As a first-year, this was my first time attending a performance at the Barn. Upon entering, we walked down a skinny hallway that divided a small room with extra equipment, cords, and chairs and a larger room where the band was playing. Graffiti, some more bolder in message than others, covered the walls. However, what caught my eye was a pair of light wash jeans pinned to the wall—perhaps this could be a whole story within itself. In addition to the colorful artwork, the multicolored stringed lights added to the mellow, yet social atmosphere instilled within the Barn. Playing on the back wall was a repeating animation of what I can only describe as either an exploding star or a close-up selfie of the sun; regardless, it was amazing. Beal explained that this projection was the band’s own design, and they developed it so that it was “responsive to the sound in the space.” Due to this attribute, Beal said that they had a sense of how “the projections would behave,” but they “did not have any power over exactly how it expressed itself.” Throughout the night, these changing patterns roamed across the walls, adding to the creative and warm ambiance. Lauren Cress, a first year at Conn, said that “the aesthetics of [the Barn] were relaxing and not too wild, which was great for [this] event.” The bohemian environment meshed extremely well with the jazz.

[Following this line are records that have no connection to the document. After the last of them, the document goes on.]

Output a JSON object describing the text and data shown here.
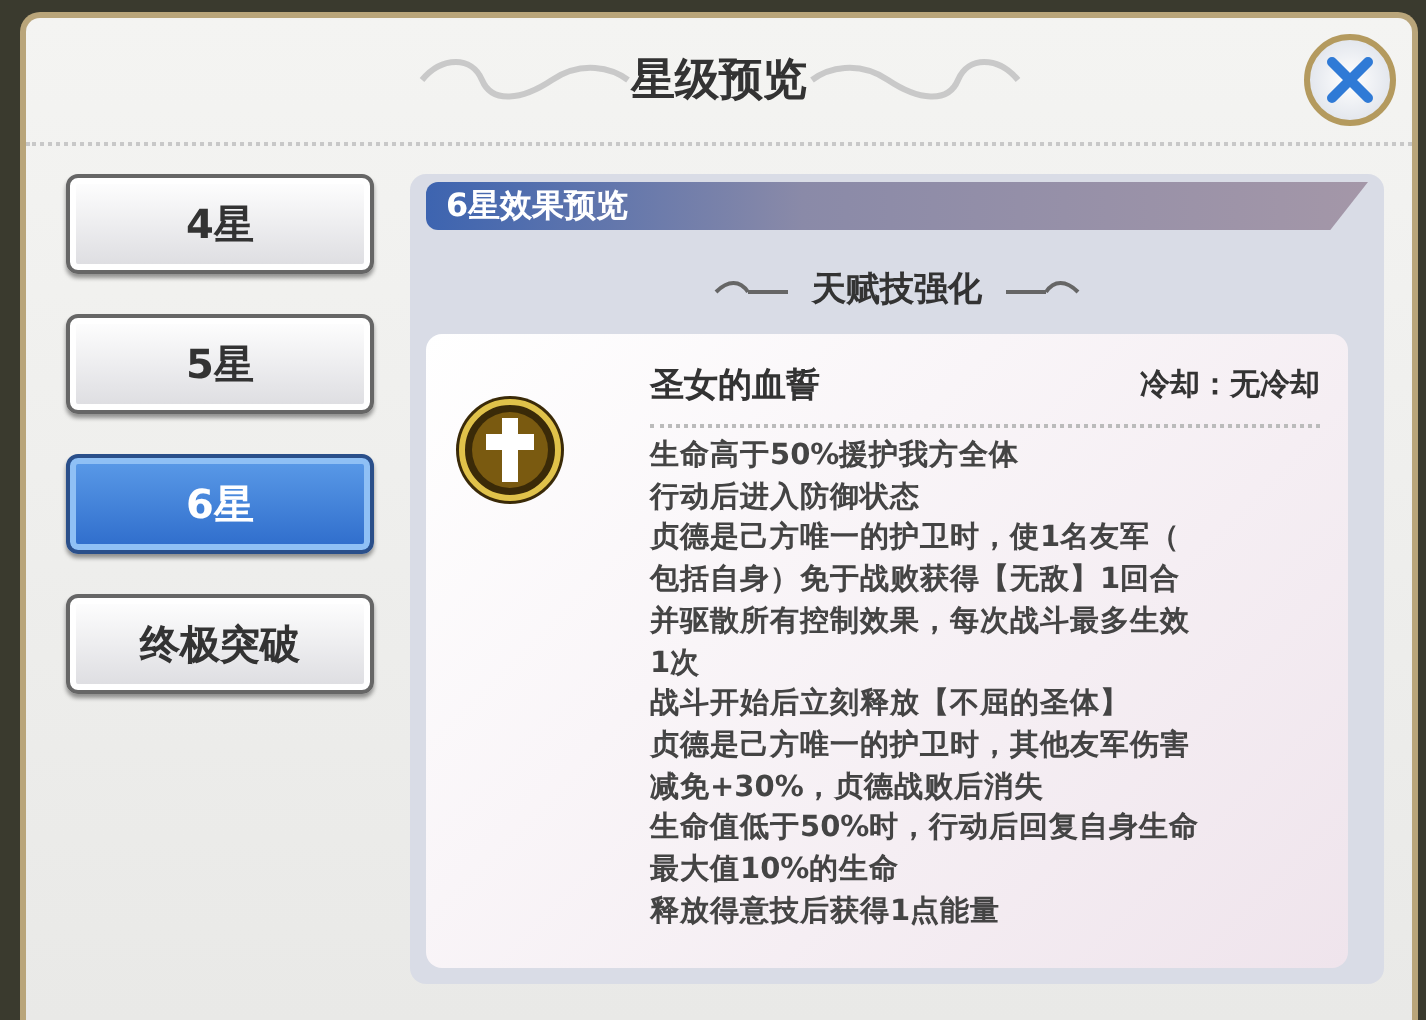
{
  "window": {
    "title": "星级预览"
  },
  "tabs": [
    {
      "label": "4星",
      "selected": false
    },
    {
      "label": "5星",
      "selected": false
    },
    {
      "label": "6星",
      "selected": true
    },
    {
      "label": "终极突破",
      "selected": false
    }
  ],
  "panel": {
    "header": "6星效果预览",
    "section_title": "天赋技强化",
    "skill": {
      "name": "圣女的血誓",
      "cooldown": "冷却：无冷却",
      "description_lines": [
        "生命高于50%援护我方全体",
        "行动后进入防御状态",
        "贞德是己方唯一的护卫时，使1名友军（",
        "包括自身）免于战败获得【无敌】1回合",
        "并驱散所有控制效果，每次战斗最多生效",
        "1次",
        "战斗开始后立刻释放【不屈的圣体】",
        "贞德是己方唯一的护卫时，其他友军伤害",
        "减免+30%，贞德战败后消失",
        "生命值低于50%时，行动后回复自身生命",
        "最大值10%的生命",
        "释放得意技后获得1点能量"
      ]
    }
  }
}
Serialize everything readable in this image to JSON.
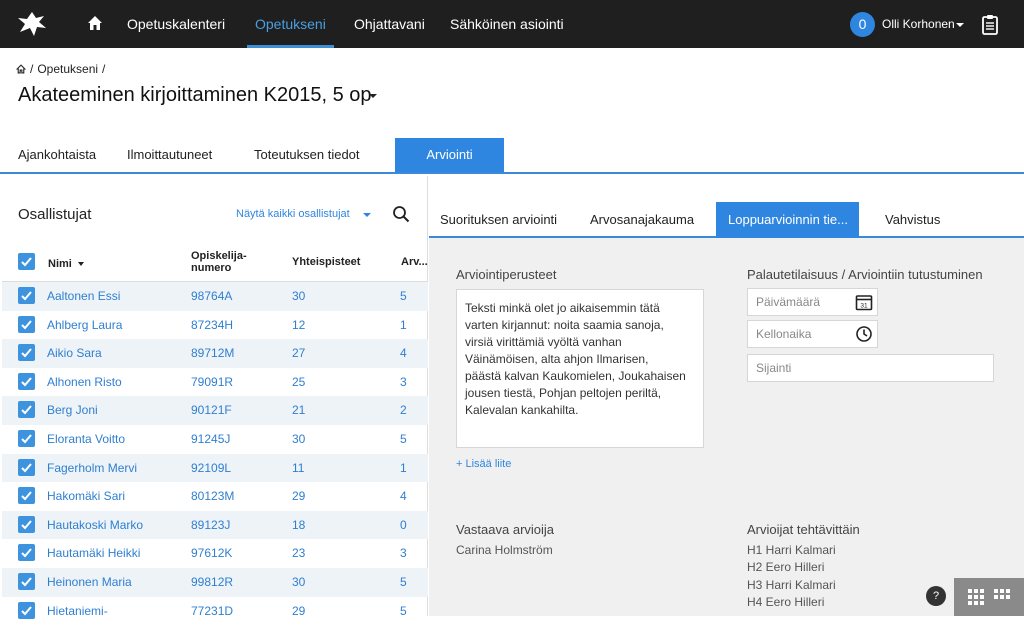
{
  "topnav": {
    "items": [
      {
        "label": "Opetuskalenteri",
        "active": false
      },
      {
        "label": "Opetukseni",
        "active": true
      },
      {
        "label": "Ohjattavani",
        "active": false
      },
      {
        "label": "Sähköinen asiointi",
        "active": false
      }
    ],
    "notification_count": "0",
    "user_name": "Olli Korhonen",
    "accent_color": "#2f86e0"
  },
  "breadcrumb": {
    "sep1": "/",
    "item": "Opetukseni",
    "sep2": "/"
  },
  "course": {
    "title": "Akateeminen kirjoittaminen K2015, 5 op"
  },
  "page_tabs": [
    {
      "label": "Ajankohtaista",
      "active": false
    },
    {
      "label": "Ilmoittautuneet",
      "active": false
    },
    {
      "label": "Toteutuksen tiedot",
      "active": false
    },
    {
      "label": "Arviointi",
      "active": true
    }
  ],
  "participants": {
    "title": "Osallistujat",
    "show_all": "Näytä kaikki osallistujat",
    "columns": {
      "name": "Nimi",
      "student_no_1": "Opiskelija-",
      "student_no_2": "numero",
      "points": "Yhteispisteet",
      "grade": "Arv..."
    },
    "rows": [
      {
        "name": "Aaltonen Essi",
        "id": "98764A",
        "points": "30",
        "grade": "5"
      },
      {
        "name": "Ahlberg Laura",
        "id": "87234H",
        "points": "12",
        "grade": "1"
      },
      {
        "name": "Aikio Sara",
        "id": "89712M",
        "points": "27",
        "grade": "4"
      },
      {
        "name": "Alhonen Risto",
        "id": "79091R",
        "points": "25",
        "grade": "3"
      },
      {
        "name": "Berg Joni",
        "id": "90121F",
        "points": "21",
        "grade": "2"
      },
      {
        "name": "Eloranta Voitto",
        "id": "91245J",
        "points": "30",
        "grade": "5"
      },
      {
        "name": "Fagerholm Mervi",
        "id": "92109L",
        "points": "11",
        "grade": "1"
      },
      {
        "name": "Hakomäki Sari",
        "id": "80123M",
        "points": "29",
        "grade": "4"
      },
      {
        "name": "Hautakoski Marko",
        "id": "89123J",
        "points": "18",
        "grade": "0"
      },
      {
        "name": "Hautamäki Heikki",
        "id": "97612K",
        "points": "23",
        "grade": "3"
      },
      {
        "name": "Heinonen Maria",
        "id": "99812R",
        "points": "30",
        "grade": "5"
      },
      {
        "name": "Hietaniemi-",
        "id": "77231D",
        "points": "29",
        "grade": "5"
      }
    ]
  },
  "assessment_tabs": [
    {
      "label": "Suorituksen arviointi",
      "active": false
    },
    {
      "label": "Arvosanajakauma",
      "active": false
    },
    {
      "label": "Loppuarvioinnin tie...",
      "active": true
    },
    {
      "label": "Vahvistus",
      "active": false
    }
  ],
  "criteria": {
    "label": "Arviointiperusteet",
    "lines": [
      "Teksti minkä olet jo aikaisemmin tätä",
      "varten kirjannut: noita saamia sanoja,",
      "virsiä virittämiä vyöltä vanhan",
      "Väinämöisen, alta ahjon Ilmarisen,",
      "päästä kalvan Kaukomielen, Joukahaisen",
      "jousen tiestä, Pohjan peltojen periltä,",
      "Kalevalan kankahilta."
    ],
    "add_attachment": "+ Lisää liite"
  },
  "feedback": {
    "label": "Palautetilaisuus / Arviointiin tutustuminen",
    "date_placeholder": "Päivämäärä",
    "date_icon_text": "31",
    "time_placeholder": "Kellonaika",
    "location_placeholder": "Sijainti"
  },
  "responsible": {
    "label": "Vastaava arvioija",
    "name": "Carina Holmström"
  },
  "task_assessors": {
    "label": "Arvioijat tehtävittäin",
    "items": [
      "H1  Harri Kalmari",
      "H2  Eero Hilleri",
      "H3  Harri Kalmari",
      "H4  Eero Hilleri"
    ]
  },
  "help": "?"
}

Swaying to the music, I felt my body begin to warm up—probably because there was at least a twenty degree difference from the outside to inside the Barn—and relax. The long wait was definitely worth it. Although I missed the opening act by Free Beer, a band which had taken on the temporary moniker “Free Wine” to match the evening’s classy vibe, I was more than satisfied listening JBQ’s set. JBQ has four members: Asa Peters on sax, Josh Hausman on drums, Taylor Copeland on guitar, and Jack Beal on bass. In order they played “Autumn Leaves,” “Mr. P.C.,” “Sea Journey,” and “The Saga of Harrison Crabfeathers.” I’m more of an old rock ‘n’ roll or alternative music type of girl, but Saturday night opened my eyes to the world of jazz. Similarly, Cress aid that she is not “usually one for voluntarily seeing a jazz show, but the music was calming and lifted [her] spirits.” In particular, I was impressed by the amazing talent of Peters, who plays the sax. Each band member played off of each other’s instruments in perfect harmony. With each varying piece, the audience began to find their own dance style, but no matter how each person was moving, we we were all united by the music. The forty-five minutes flew by and I was sad when the bright lights came to reveal reality. I felt as if I had left campus for a brief moment in time and was at a concert in a city, not inside a former squash court. This is one of the many powers of music: it transports you to an alternative place where stress and worry cease to exist, only to deposit you back to reality with a refreshed state of mind.
It was a rather musical weekend at Conn. From classical to jazz, students opened their ears to various sounds. By going to both performances, I felt an even greater appreciation for music. I was able to listen to an orchestra play classical pieces, but also witness a band play a totally different form of music with the same concentration and complexity as the orchestra members. I am inclined to say that I enjoyed the Barn concert more than A Far Cry—mostly because I was able to dance to the music at the Barn—but regardless of genre, both performances exemplified the transformative power of music to anyone willing to listen.